Но так как долг обязывает жертвовать мертвым ради живого, то, окружив славой имя живого таланта, мы тем самым придаем ему необходимую энергию. Результат анкеты мне нравится. Мы, которые тогда молчали, должны были говорить. Если истина пострадала оттого, что большинство отказалось от подачи голоса, то это факт в высшей степени печальный: пресса, осведомленная о положении вещей, нашла для себя лишний повод посмеяться над нами, пожалеть нас. Качаясь на волнах чернильного моря умственного невежества, но не погибнув в них окончательно, имя Малларме, внесенное, наконец, в элегантный список имен, конкурирующих на современном литературном ипподроме, плывет все вперед и вперед, отталкивая от себя и горькую, и сладкую пену окружающего его со всех сторон благерства.

Альбер Самен

Книга масок _6.jpg

Когда молодые современные женщины и женщины завтрашнего дня уже знают наизусть все, что есть нежно-прекрасного в стихах Верлена, они любят отдаваться мечтам в «Саду Инфанты». Несмотря на то, что он кое-чем обязан автору «Fêtes galantes» [20] (меньше, чем можно было бы думать), Альбер Самен принадлежит к самым оригинальным и обаятельным талантам. Это – наиболее тонкий и сладостный из поэтов:

В плаще сиреневом и с поясом развитым

Мечта приходит к нам, и рой неясных дум,

И душ касается туманный шлейфа шум

При звуке музыки старинном и забытом.

Прочтите целиком стихи, начинающиеся словами:

В медлительном плену последних вечеров.

Они чисты и прекрасны, как любой образец французской поэзии, и мастерство здесь соединяется с простотой, присущей произведениям глубокого чувства и долгих раздумий. Свободный стих, новая поэтика! Из этих стихов понимаешь, как тщетны старания просодистов и сколь неловки слишком искусные бряцатели на кифаре. Тут есть душа.

Искренность Самена изумительна. Мне кажется, он не решился бы переложить в стихи ощущения, им самим не изведанные. Но искренность не имеет здесь значения наивности, а простота не говорит о неловкости. Он искренен не потому, что признается во всем, что думает, а потому, что действительно продумывает все, в чем признается. И прост он оттого, что изучил свое искусство до самых его сокровенных тайн, которыми пользуется без усилия, с бессознательным мастерством.

Уж роз осыпалась вечерних вереница

И в бледном трепете закатных вечеров

Скамейка чудится меж вековых дубов,

Где юным я мечтал, торжествен, как вдовица.

Кажется, что эти строки принадлежат Виньи, но Виньи смягченному и снизошедшему до скромной, простой меланхолии, чуждой всякой торжественности. Самену не пришлось смягчаться, он мягок от природы, и, вместе с тем, сколько в нем страсти, сколько чувственности – нежной чувственности!

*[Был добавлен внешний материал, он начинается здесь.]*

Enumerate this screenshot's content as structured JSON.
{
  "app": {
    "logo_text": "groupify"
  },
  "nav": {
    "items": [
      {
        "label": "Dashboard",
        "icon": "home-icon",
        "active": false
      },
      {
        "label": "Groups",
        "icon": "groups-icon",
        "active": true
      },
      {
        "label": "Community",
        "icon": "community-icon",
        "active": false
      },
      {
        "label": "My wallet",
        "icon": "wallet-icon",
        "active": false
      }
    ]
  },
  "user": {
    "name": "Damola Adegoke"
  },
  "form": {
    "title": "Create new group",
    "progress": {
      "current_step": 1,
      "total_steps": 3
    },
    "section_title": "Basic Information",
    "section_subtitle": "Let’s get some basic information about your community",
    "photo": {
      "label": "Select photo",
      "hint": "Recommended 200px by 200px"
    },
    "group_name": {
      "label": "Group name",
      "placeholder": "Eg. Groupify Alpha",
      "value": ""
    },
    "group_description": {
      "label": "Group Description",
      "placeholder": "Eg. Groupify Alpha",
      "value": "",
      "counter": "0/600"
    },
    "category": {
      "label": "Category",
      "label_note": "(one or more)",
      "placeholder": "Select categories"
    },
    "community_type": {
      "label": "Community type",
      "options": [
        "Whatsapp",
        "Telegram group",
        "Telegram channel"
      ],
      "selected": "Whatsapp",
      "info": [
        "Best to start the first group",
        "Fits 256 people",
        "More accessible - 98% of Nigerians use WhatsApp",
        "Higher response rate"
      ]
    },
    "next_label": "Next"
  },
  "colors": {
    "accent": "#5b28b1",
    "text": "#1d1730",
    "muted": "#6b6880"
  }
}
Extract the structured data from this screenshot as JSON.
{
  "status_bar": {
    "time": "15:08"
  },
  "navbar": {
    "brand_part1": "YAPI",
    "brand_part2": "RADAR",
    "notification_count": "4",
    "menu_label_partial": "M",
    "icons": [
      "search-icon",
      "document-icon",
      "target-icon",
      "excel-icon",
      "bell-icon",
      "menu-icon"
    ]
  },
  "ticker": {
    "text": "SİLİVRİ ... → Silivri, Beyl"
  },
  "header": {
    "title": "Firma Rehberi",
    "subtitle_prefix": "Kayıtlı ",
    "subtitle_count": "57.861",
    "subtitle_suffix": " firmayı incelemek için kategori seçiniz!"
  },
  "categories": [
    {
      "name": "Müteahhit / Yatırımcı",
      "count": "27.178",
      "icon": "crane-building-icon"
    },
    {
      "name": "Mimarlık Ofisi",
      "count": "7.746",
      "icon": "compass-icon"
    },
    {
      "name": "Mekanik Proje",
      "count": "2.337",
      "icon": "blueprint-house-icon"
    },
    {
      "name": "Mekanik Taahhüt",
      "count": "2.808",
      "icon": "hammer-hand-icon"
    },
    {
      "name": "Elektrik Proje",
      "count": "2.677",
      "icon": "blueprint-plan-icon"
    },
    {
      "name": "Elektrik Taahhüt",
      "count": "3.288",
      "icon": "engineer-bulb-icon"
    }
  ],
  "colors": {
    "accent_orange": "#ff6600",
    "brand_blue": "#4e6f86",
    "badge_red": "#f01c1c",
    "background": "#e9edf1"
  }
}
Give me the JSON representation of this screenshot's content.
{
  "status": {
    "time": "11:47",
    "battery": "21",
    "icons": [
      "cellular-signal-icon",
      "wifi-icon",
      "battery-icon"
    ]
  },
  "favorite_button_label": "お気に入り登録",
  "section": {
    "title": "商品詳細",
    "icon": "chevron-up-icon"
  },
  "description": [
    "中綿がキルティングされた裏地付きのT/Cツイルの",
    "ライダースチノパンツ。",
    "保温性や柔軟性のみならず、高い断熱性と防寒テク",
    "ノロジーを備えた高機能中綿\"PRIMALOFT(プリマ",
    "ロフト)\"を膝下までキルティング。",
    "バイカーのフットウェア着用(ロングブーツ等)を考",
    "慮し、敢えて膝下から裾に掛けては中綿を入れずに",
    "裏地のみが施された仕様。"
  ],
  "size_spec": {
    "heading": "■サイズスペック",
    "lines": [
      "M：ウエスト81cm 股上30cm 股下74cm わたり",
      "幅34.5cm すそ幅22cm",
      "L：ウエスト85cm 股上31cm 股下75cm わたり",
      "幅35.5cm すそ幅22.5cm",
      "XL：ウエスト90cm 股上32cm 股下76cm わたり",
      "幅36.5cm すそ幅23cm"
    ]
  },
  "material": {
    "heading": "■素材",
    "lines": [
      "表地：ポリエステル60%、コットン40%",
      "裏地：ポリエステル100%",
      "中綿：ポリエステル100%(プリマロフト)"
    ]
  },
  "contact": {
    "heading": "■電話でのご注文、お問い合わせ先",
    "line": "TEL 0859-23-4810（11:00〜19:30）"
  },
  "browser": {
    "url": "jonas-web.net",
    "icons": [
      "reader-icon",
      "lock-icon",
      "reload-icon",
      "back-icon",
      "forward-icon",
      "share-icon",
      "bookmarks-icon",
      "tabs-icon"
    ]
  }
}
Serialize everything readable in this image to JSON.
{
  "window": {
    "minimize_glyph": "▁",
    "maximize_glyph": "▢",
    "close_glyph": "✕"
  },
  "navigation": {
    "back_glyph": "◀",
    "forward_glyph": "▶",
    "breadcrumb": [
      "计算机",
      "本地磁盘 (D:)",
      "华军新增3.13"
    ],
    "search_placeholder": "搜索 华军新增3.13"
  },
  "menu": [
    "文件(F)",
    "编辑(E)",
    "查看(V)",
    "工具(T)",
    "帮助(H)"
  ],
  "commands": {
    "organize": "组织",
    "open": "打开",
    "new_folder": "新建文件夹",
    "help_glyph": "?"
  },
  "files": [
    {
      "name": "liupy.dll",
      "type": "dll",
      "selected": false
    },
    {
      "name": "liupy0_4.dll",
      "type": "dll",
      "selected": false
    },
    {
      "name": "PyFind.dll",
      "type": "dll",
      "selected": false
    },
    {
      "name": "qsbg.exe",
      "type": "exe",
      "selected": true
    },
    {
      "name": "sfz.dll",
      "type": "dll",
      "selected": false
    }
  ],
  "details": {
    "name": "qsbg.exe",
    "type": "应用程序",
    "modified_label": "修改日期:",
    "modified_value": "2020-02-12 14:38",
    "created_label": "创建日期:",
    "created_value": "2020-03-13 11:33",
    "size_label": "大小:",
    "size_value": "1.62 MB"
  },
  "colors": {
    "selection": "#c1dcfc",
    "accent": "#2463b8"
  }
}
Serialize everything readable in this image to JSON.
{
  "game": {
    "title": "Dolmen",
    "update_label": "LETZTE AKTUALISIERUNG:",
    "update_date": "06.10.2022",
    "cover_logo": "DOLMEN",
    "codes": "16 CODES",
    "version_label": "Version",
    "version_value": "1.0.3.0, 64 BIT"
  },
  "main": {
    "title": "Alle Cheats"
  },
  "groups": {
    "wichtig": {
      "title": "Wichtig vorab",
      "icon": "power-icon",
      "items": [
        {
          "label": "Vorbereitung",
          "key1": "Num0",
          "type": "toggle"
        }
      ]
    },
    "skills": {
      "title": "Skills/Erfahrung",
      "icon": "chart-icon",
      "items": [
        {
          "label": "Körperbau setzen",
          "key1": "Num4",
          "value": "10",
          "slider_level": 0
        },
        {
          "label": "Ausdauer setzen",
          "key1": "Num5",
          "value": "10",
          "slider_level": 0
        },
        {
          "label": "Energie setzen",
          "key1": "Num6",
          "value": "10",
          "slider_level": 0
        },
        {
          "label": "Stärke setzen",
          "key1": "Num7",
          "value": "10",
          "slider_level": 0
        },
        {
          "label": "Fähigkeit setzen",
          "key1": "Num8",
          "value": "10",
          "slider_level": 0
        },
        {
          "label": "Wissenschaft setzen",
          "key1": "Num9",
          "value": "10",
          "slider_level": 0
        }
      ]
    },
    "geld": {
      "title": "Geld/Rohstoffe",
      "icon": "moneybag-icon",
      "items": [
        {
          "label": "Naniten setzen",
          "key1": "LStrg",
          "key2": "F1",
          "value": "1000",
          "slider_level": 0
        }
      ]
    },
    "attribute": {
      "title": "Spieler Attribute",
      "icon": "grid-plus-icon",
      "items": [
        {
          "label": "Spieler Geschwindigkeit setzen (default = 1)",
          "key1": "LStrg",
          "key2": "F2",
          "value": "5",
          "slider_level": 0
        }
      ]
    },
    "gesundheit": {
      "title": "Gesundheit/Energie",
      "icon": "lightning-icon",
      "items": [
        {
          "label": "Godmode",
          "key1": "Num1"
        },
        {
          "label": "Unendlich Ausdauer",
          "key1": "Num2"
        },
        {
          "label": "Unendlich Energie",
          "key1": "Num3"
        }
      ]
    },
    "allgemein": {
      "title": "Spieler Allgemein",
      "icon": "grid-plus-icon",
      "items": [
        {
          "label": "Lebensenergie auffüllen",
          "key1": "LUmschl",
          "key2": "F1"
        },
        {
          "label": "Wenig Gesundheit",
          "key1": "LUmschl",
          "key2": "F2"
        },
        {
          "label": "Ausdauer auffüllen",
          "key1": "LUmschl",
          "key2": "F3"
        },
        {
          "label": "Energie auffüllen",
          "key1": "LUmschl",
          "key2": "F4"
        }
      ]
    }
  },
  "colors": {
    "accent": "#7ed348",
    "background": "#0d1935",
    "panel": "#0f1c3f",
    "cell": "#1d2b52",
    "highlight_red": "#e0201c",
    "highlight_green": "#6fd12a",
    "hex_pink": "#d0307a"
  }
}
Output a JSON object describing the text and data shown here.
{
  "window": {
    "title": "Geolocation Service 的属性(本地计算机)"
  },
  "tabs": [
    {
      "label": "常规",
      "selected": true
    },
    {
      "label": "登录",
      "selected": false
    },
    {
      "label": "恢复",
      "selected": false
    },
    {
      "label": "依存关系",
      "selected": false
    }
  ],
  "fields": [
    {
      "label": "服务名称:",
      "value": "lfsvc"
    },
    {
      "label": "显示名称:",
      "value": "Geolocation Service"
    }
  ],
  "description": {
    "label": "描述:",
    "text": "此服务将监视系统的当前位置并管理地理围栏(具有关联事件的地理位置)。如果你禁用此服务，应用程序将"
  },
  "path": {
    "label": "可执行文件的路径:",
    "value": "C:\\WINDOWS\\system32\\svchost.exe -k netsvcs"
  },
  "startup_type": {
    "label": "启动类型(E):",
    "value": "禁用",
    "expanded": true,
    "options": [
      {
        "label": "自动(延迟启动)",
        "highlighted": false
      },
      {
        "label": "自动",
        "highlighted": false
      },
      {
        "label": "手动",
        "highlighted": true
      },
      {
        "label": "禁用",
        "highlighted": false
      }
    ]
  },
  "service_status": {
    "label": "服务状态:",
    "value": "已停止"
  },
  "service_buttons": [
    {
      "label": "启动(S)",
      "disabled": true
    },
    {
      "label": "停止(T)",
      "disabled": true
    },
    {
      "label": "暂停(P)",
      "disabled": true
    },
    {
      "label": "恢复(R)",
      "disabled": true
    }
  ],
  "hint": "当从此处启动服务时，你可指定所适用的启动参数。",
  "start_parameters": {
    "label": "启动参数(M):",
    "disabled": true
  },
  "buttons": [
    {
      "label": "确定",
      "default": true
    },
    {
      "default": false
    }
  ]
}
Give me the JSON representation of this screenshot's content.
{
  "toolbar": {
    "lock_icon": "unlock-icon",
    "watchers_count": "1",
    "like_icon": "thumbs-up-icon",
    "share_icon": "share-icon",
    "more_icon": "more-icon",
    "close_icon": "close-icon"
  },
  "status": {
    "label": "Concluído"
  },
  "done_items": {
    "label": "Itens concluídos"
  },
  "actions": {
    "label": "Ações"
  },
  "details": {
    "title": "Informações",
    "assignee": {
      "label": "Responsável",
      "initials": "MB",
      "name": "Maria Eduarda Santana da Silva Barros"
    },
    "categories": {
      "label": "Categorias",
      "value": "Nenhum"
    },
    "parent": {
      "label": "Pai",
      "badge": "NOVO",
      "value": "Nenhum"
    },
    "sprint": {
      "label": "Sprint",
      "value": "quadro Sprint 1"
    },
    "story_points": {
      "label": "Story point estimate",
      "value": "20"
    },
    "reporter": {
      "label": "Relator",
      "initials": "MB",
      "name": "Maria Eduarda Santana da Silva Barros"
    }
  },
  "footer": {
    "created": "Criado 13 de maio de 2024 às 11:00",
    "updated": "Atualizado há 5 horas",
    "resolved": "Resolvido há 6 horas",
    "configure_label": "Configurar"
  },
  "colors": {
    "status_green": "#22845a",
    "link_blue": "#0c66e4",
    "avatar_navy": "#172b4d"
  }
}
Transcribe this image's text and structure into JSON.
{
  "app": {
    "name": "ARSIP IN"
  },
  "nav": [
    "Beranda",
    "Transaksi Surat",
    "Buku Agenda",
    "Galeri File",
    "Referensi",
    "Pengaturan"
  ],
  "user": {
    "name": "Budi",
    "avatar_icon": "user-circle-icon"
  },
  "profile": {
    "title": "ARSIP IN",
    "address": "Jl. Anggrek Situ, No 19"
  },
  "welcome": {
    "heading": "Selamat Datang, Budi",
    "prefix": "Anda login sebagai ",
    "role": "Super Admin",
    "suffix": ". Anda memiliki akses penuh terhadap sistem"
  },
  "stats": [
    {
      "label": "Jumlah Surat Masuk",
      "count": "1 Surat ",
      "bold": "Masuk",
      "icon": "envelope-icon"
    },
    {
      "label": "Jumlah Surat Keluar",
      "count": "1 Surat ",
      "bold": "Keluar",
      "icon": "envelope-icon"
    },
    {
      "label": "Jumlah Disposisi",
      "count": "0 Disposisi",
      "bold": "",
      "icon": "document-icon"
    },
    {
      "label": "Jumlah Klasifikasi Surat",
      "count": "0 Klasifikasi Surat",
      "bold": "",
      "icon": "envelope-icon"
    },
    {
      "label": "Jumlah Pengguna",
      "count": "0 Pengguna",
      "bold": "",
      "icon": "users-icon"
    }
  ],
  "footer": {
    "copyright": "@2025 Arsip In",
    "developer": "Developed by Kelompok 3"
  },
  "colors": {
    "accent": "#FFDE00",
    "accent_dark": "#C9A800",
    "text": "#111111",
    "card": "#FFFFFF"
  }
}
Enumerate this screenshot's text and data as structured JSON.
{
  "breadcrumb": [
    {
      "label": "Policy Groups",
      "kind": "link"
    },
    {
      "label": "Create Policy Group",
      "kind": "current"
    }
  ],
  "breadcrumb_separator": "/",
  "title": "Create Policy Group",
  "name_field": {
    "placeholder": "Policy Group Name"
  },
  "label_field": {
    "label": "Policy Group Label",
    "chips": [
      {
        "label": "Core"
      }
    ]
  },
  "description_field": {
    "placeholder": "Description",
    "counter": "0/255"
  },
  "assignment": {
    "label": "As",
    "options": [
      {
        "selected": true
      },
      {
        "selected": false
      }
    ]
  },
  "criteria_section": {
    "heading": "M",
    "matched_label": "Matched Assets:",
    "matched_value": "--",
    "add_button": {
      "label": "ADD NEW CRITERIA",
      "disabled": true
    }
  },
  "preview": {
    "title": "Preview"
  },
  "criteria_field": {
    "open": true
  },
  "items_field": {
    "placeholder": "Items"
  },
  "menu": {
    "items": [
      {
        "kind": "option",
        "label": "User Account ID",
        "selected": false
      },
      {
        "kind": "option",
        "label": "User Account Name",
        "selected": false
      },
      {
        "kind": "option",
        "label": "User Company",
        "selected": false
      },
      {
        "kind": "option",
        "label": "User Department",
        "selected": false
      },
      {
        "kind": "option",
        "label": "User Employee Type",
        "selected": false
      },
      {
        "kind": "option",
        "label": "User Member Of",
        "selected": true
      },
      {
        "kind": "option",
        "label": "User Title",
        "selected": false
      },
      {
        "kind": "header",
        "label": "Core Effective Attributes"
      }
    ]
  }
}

Ты, девственная, шла в виденьи небывалом,

А следом страстный фавн, покорен и космат,

Я вечером впивал твой чистый аромат,

Мечта, что женственным овита покрывалом.

Нежная чувственность – таково именно было бы впечатление от его стихов, если бы все они соответствовали его поэтике, о которой он мечтал:

О белокуром стихе, где текучие расплываются чувства,

будто косы Офелии под водою;

о молчаливом стихе, без ритма, без основы,

где, как весло, скользит бесшумно рифма;

о стихе, что как истлевшие ткани, как звук,

как облако, неосязаем;

о стихе, что ворожит в осенний вечер,

как печальные слова женского обряда;

о стихе вечеров любовных, опьяненных вербеной,

где блаженная душа еле чувствует ласку.

Но этот поэт, который так любит оттенки, оттенки в духе Верлена, иногда умел быть сильным колористом и мощным скульптором. Этот другой Самен, более давний, но не менее действительный, открывается нам в части сборника, которая озаглавлена «Evocations» [21] . Это Самен – «Парнасец», но неизменно индивидуальный, даже в своей высокопарности. Два сонета, озаглавленные «Cléopatre» [22] , прекрасны не только по слову, но и по мысли. Это не только музыка и не только пластика. Поэма эта цельна и жизненна. Это мрамор странный и волнующий, живой мрамор, возбуждающий и оплодотворяющий все, вплоть до песков пустыни вокруг загоревшегося на минуту любовью сфинкса. Таков этот поэт: неотразимо обаятельный в своем искусстве будить созвучный отклик во всех колоколах и во всех душах. Все души очарованы «инфантой в праздничном наряде».